Saturday, August 25, 2007

Interview With DA Carson on Worship.

Here are some nuggets [each taken out of context] from an interview of DA Carson, PhD, research professor of New Testament at Trinity Evangelical Divinity School. The entire interview with a followup series of email is available here.

I would abolish forever the notion of a 'worship leader'. If you want to have a 'song leader' who leads part of the worship, just as the preacher leads part of the worship, that's fine. But to call the person a 'worship leader' takes away the idea that by preach­ing, teaching, listening to and devour­ing the word of God, and applying it to our lives, we are somehow not worshipping God.
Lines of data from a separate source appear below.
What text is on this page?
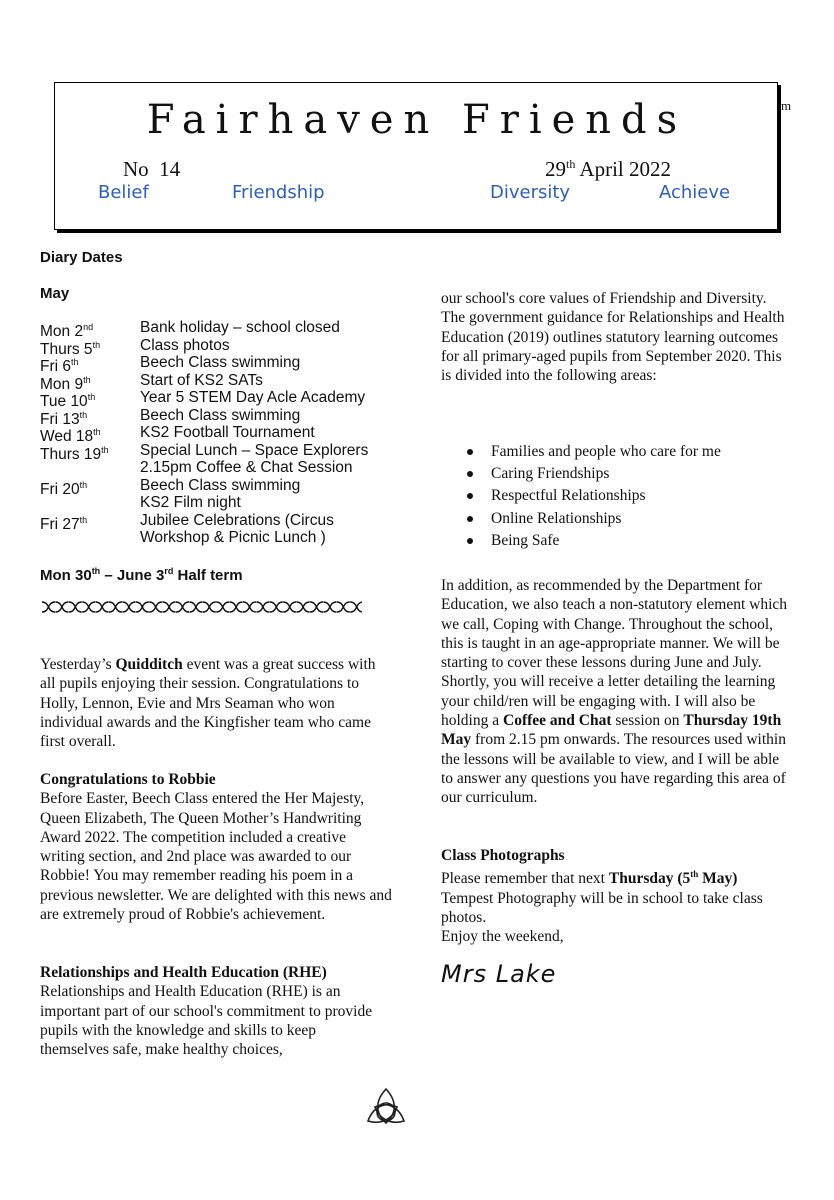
Fairhaven Friends
No  14	29th April 2022
Belief	Friendship	Diversity	Achieve
m
Diary Dates
May
Mon 2nd	Bank holiday – school closed
Thurs 5th	Class photos
Fri 6th	Beech Class swimming
Mon 9th	Start of KS2 SATs
Tue 10th	Year 5 STEM Day Acle Academy
Fri 13th	Beech Class swimming
Wed 18th	KS2 Football Tournament
Thurs 19th	Special Lunch – Space Explorers
2.15pm Coffee & Chat Session
Fri 20th	Beech Class swimming
KS2 Film night
Fri 27th	Jubilee Celebrations (Circus
Workshop & Picnic Lunch )
Mon 30th – June 3rd Half term
Yesterday’s Quidditch event was a great success with all pupils enjoying their session. Congratulations to Holly, Lennon, Evie and Mrs Seaman who won individual awards and the Kingfisher team who came first overall.
Congratulations to Robbie
Before Easter, Beech Class entered the Her Majesty, Queen Elizabeth, The Queen Mother’s Handwriting Award 2022. The competition included a creative writing section, and 2nd place was awarded to our Robbie! You may remember reading his poem in a previous newsletter. We are delighted with this news and are extremely proud of Robbie's achievement.
Relationships and Health Education (RHE)
Relationships and Health Education (RHE) is an important part of our school's commitment to provide pupils with the knowledge and skills to keep themselves safe, make healthy choices,
our school's core values of Friendship and Diversity.
The government guidance for Relationships and Health Education (2019) outlines statutory learning outcomes for all primary-aged pupils from September 2020. This is divided into the following areas:
Families and people who care for me
Caring Friendships
Respectful Relationships
Online Relationships
Being Safe
In addition, as recommended by the Department for Education, we also teach a non-statutory element which we call, Coping with Change. Throughout the school, this is taught in an age-appropriate manner. We will be starting to cover these lessons during June and July. Shortly, you will receive a letter detailing the learning your child/ren will be engaging with. I will also be holding a Coffee and Chat session on Thursday 19th May from 2.15 pm onwards. The resources used within the lessons will be available to view, and I will be able to answer any questions you have regarding this area of our curriculum.
Class Photographs
Please remember that next Thursday (5th May) Tempest Photography will be in school to take class photos.
Enjoy the weekend,
Mrs Lake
And because it is not only adoration of God and confession and so on, but indoctrination-that is, teaching one another-it needs to be biblically true. A great number of con­temporary choruses are impressionistic rather than contentful. You don't come away having learnt a great deal. There are some exceptions, but on the whole that is true and we just have to work harder at this.
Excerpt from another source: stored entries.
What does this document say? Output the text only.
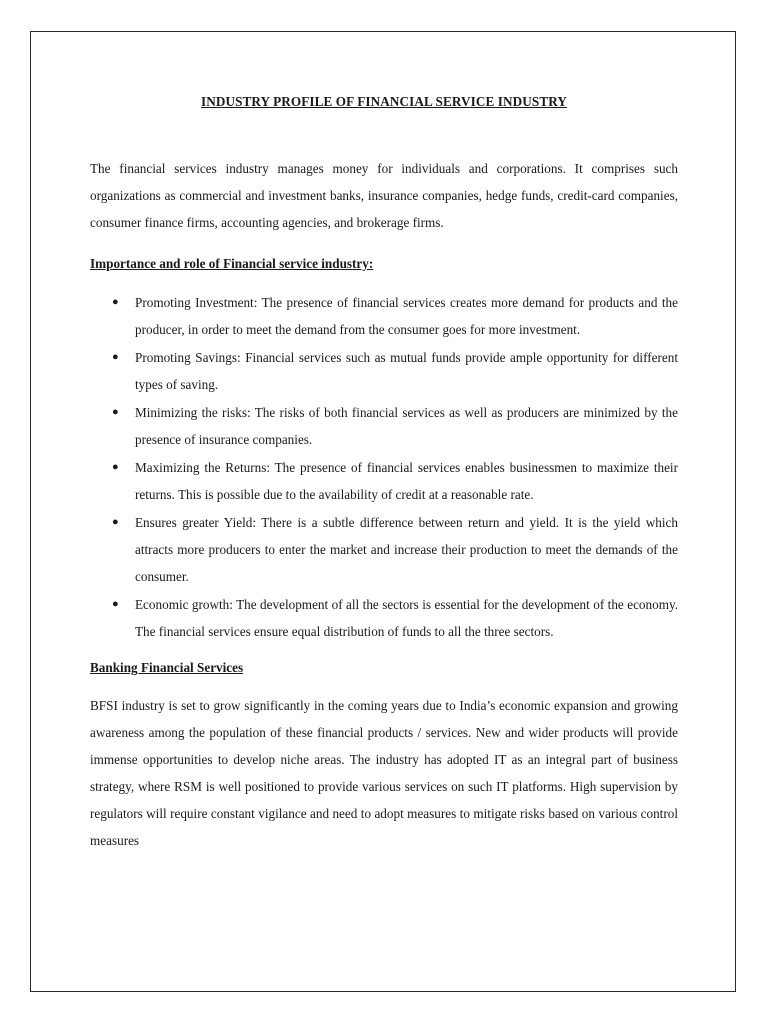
INDUSTRY PROFILE OF FINANCIAL SERVICE INDUSTRY

The financial services industry manages money for individuals and corporations. It comprises such organizations as commercial and investment banks, insurance companies, hedge funds, credit-card companies, consumer finance firms, accounting agencies, and brokerage firms.

Importance and role of Financial service industry:
● Promoting Investment: The presence of financial services creates more demand for products and the producer, in order to meet the demand from the consumer goes for more investment.
● Promoting Savings: Financial services such as mutual funds provide ample opportunity for different types of saving.
● Minimizing the risks: The risks of both financial services as well as producers are minimized by the presence of insurance companies.
● Maximizing the Returns: The presence of financial services enables businessmen to maximize their returns. This is possible due to the availability of credit at a reasonable rate.
● Ensures greater Yield: There is a subtle difference between return and yield. It is the yield which attracts more producers to enter the market and increase their production to meet the demands of the consumer.
● Economic growth: The development of all the sectors is essential for the development of the economy. The financial services ensure equal distribution of funds to all the three sectors.
Banking Financial Services

BFSI industry is set to grow significantly in the coming years due to India’s economic expansion and growing awareness among the population of these financial products / services. New and wider products will provide immense opportunities to develop niche areas. The industry has adopted IT as an integral part of business strategy, where RSM is well positioned to provide various services on such IT platforms. High supervision by regulators will require constant vigilance and need to adopt measures to mitigate risks based on various control measures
My mother died of Alzheimer's disease, over nine years. Nine or ten months before she died, you'd get a small flicker from the eyes or squeeze of the hand if you held up pictures of her grandchildren. Six months before she died, if you sang an old hymn like 'Blessed assurance, Jesus is mine', you'd get a squeeze. Or a quote from the King James Version that she'd been brought up on. That was about the last thing that produced any response in her. The most deeply embedded memories in that decaying brain were those old hymns and memorised Scripture. There is some­thing worrying to me about a genera­tion that sings choruses that won't last more than five years. There's not much memorization of Scripture, and there's not much memorization of doctrinally profound hymns. I want to see that reborn. Nobody's going to die remembering 'He's a great big wonderful God'.